Hadir dalam seminar Ketua Prodi Dr. Akmal dan Sekretaris Jurusan Dr. Hisbullah. Dalam sambutan pembuka yang mewakili Rektor, disampaikan apresiasi mendalam kepada Prof. Mottaghi. Rektor berpesan agar mahasiswa memperluas cakrawala dunia. “Jangan mati sebelum melihat kutub-kutub peradaban,” ujarnya, mengingatkan bahwa peradaban Arab, Barat, China, Persia, hingga Romawi telah memberi warna besar dalam sejarah Islam.
Dekan Fakultas Syariah dan Hukum kemudian membuka seminar secara resmi. Ia menegaskan bahwa kehadiran Prof. Mottaghi memperluas ruang dialog tentang penerapan nilai Islam dalam negara modern. Indonesia, katanya, telah menerapkan prinsip-prinsip Islam bukan melalui simbol, tetapi lewat nilai keadilan, kemaslahatan, dan kesetaraan yang tertanam dalam dasar negara.
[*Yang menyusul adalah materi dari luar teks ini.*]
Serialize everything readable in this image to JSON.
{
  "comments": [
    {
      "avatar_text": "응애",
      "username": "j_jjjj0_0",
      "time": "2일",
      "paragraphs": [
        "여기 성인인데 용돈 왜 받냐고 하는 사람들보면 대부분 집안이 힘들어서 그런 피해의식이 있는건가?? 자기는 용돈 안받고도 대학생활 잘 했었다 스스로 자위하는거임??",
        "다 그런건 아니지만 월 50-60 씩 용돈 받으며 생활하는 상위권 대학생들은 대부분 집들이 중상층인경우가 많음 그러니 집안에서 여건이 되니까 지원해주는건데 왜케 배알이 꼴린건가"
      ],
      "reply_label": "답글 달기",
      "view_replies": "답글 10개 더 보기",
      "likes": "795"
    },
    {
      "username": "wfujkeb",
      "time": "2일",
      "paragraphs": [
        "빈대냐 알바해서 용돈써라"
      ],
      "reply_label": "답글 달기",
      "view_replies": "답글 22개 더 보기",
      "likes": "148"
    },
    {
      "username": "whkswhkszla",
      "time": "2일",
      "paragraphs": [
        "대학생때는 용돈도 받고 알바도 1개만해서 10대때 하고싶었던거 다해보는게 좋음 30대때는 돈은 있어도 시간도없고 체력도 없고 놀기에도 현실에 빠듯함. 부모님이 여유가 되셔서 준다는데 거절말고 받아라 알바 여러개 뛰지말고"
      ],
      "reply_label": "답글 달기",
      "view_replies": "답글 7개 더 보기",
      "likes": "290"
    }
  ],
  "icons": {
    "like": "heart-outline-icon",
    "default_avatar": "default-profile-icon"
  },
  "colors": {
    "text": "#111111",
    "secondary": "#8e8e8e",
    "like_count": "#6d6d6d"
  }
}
Undang-Undang Perkawinan disebut sebagai contoh konkret integrasi nilai syariat dalam sistem hukum nasional.
Dengan rangkaian gagasan besar dan dialog lintas tradisi, seminar ini menutup hari dengan optimisme bahwa kajian Islam—khususnya dalam konteks negara modern—masih memiliki ruang luas untuk digali, diperdebatkan, dan dikembangkan.